Cybersecurity researchers have disclosed a crucial safety flaw within the Lightning AI Studio improvement platform that, if efficiently exploited, may permit for distant code execution.
The vulnerability, rated a CVSS rating of 9.4, permits “attackers to potentially execute arbitrary commands with root privileges” by exploiting a hidden URL parameter, utility safety agency Noma mentioned in a report shared with The Hacker Information.
“This level of access could hypothetically be leveraged for a range of malicious activities, including the extraction of sensitive keys from targeted accounts,” researchers Sasi Levi, Alon Tron, and Gal Moyal mentioned.
The problem is embedded in a chunk of JavaScript code that might facilitate unfettered entry to a sufferer’s improvement setting, in addition to run arbitrary instructions on an authenticated goal in a privileged context.
Noma mentioned it discovered a hidden parameter known as “command” in user-specific URLs – e.g., “lightning.ai/PROFILE_USERNAME/vision-model/studios/STUDIO_PATH/terminal?fullScreen=true&commmand=cmVzc…” – which may very well be used to move a Base64-encoded instruction to be executed on the underlying host.
Even worse, the loophole may very well be weaponized to run instructions that may exfiltrate crucial info similar to entry tokens and person info to an attacker-controlled server.
Profitable exploitation of the vulnerability implies that it may allow an adversary to execute arbitrary privileged instructions and acquire root entry, harvest delicate information, and manipulate the file system to create, delete, or modify information on the server.

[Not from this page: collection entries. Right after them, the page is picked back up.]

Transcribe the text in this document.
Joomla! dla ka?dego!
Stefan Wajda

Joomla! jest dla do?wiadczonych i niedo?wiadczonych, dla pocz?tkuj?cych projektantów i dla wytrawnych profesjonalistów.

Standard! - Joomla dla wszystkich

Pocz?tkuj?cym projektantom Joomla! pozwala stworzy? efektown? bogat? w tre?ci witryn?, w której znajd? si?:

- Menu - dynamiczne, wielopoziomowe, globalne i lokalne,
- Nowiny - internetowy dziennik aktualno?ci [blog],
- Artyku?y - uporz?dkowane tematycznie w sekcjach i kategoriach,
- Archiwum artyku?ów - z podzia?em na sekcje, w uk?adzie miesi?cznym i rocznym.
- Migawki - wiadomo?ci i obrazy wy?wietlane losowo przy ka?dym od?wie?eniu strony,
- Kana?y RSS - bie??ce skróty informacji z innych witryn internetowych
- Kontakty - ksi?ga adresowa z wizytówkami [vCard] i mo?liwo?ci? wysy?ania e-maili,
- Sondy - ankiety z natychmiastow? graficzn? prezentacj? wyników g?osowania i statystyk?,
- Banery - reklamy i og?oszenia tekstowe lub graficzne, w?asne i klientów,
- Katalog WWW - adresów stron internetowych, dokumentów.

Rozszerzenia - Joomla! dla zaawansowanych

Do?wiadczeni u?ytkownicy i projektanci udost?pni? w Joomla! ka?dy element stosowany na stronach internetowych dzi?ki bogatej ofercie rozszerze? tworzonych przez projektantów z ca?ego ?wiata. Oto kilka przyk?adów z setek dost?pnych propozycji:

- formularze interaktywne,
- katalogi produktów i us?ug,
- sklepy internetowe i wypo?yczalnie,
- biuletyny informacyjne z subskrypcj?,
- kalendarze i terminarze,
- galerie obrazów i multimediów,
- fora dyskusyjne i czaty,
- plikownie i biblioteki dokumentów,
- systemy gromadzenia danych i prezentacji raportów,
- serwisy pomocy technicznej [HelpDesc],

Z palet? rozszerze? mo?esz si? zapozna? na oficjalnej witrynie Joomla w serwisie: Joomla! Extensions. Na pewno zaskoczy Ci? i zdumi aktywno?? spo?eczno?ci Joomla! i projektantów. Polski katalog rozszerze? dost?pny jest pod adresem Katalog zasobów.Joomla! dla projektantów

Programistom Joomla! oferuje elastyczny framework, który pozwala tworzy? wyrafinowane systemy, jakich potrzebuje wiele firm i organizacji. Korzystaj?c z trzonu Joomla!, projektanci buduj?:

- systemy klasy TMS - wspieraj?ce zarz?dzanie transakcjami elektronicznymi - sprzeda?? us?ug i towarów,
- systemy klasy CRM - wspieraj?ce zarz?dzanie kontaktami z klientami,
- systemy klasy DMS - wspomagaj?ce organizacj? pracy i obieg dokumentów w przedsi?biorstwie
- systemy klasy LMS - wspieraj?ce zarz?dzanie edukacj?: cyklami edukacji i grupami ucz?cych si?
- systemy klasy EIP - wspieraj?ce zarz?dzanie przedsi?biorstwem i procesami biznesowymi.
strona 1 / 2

All an attacker wants to tug this off is prior data of a profile username and their related Lightning AI Studio, particulars which might be publicly obtainable through the Studio templates gallery.
Armed with this info, the risk actor can then craft a malicious hyperlink such that it triggers code execution on the recognized Studio below root permissions. Following accountable disclosure on October 14, 2024, the issue has been resolved by the Lightning AI workforce as of October 25.
“Vulnerabilities like these underscore the importance of mapping and securing the tools and systems used for building, training, and deploying AI models because of their sensitive nature,” the researchers mentioned.